Responsibilities:
Pipeline Engineering (PySpark on AWS):
Design, implement, and optimize batch/near-real-time ETL/ELT pipelines using PySpark on services such as AWS Glue; ensure code quality, reusability, and performance at scale.
Workflow Orchestration:
Build and maintain DAGs with Apache Airflow (e.g., AWS MWAA) to schedule, monitor, and recover workflows; implement alerting, retries, and SLA handling.
Data Storage \& Modeling:
Design efficient schemas (dimensional and/or data-vault/lakehouse), manage RDS PostgreSQL performance (indexes, partitioning, VACUUM/ANALYZE), and integrate with S3/Athena where appropriate.
Reliability \& Observability:
Instrument pipelines with metrics/logs; tune PySpark jobs (partitions, shuffle strategies, broadcast joins, caching) and optimize Glue job DPUs/cost.
Security \& Governance:
Apply IAM least-privilege, encryption (KMS), tagging, and data masking/pseudonymization; collaborate with data governance on lineage, metadata, and quality controls.
CI/CD \& Automation:
Use Git-based workflows; automate build/test/deploy of data jobs and infrastructure changes (IaC where applicable).
Stakeholder Collaboration:
Engage product owners, analysts, and downstream consumers; translate requirements into robust data solutions; document runbooks and provide clear status updates.
Mentorship \& Standards:
Review code, coach engineers, and contribute to engineering standards and best practices.
Required Qualifications:
Hands-on PySpark expertise (DataFrame API, performance tuning, job debugging).

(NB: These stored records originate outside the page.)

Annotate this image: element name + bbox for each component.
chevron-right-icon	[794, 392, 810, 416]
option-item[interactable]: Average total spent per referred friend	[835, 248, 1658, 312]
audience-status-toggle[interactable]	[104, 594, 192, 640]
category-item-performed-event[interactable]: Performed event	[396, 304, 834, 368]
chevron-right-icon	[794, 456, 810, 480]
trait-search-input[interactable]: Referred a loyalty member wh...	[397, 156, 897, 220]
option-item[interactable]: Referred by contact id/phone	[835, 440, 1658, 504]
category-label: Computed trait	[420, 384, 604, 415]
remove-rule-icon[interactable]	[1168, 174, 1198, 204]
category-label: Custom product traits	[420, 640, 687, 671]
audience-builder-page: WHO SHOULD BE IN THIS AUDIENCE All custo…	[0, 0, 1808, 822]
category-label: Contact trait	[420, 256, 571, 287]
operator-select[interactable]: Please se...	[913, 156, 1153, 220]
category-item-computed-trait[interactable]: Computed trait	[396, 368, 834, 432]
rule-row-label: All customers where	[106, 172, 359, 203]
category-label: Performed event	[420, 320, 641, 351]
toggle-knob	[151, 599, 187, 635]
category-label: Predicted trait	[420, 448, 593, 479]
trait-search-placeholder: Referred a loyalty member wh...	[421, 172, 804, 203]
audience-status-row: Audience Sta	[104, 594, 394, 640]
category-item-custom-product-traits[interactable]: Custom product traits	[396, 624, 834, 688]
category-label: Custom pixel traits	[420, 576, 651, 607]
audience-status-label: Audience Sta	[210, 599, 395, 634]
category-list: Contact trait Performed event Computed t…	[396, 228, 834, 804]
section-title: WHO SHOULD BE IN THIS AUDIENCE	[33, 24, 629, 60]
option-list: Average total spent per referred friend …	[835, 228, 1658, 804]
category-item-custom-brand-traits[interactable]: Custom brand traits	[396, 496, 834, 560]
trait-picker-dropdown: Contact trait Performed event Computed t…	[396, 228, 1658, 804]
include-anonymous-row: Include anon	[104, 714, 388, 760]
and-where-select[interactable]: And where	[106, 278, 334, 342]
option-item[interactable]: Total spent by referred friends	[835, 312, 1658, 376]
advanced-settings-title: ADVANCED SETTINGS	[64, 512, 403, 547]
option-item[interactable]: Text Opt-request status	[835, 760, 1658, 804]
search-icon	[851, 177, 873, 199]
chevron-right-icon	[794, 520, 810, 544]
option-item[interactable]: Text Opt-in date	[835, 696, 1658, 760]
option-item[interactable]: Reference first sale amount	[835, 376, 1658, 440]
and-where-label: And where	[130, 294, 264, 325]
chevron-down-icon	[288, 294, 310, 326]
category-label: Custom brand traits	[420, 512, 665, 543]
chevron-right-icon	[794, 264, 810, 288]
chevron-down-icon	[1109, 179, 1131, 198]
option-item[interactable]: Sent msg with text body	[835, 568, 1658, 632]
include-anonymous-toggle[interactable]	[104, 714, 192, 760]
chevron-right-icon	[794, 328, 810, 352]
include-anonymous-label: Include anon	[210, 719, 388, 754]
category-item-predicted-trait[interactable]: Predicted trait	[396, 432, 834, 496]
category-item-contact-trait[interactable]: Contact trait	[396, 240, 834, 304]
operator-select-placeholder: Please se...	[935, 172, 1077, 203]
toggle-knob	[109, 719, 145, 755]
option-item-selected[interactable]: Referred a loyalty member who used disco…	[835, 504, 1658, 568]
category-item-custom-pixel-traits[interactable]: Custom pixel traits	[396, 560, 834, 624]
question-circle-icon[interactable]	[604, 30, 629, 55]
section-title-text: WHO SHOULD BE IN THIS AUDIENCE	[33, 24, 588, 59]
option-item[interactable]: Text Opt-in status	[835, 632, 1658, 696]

Strong knowledge of AWS data services, particularly Glue, Airflow (operator/DAG design), RDS PostgreSQL, S3, and CloudWatch.
Proficiency in SQL and Python for data engineering (testing, packaging, dependency management).
Experience operating production pipelines: monitoring, incident response, and RCA.
Communication: Excellent written and verbal English; able to explain complex topics clearly to technical and non-technical audiences.
Preferred / Nice to Have:
Financial Services domain experience (e.g., regulatory data controls, privacy, compliance).
Cantonese speaking skills (is a plus).
Lakehouse patterns (e.g., Apache Iceberg), query engines (Athena/Presto), and data cataloging.
Performance tuning in PostgreSQL (EXPLAIN/ANALYZE, indexing strategies).
Experience with AWS services such as DMS, Lake Formation, and Glue Data Catalog.
DevOps tooling (GitLab/Jenkins).
Key Success Metrics:
Pipeline delivery on schedule and within budget (SLA adherence, MTTR/MTTA).
Data quality and reliability (validation coverage, defect escape rate).
Efficiency and cost optimization (DPU hours, storage/query costs).
Stakeholder satisfaction and adoption of delivered datasets.
Contribution to standards, documentation quality, and team mentorship.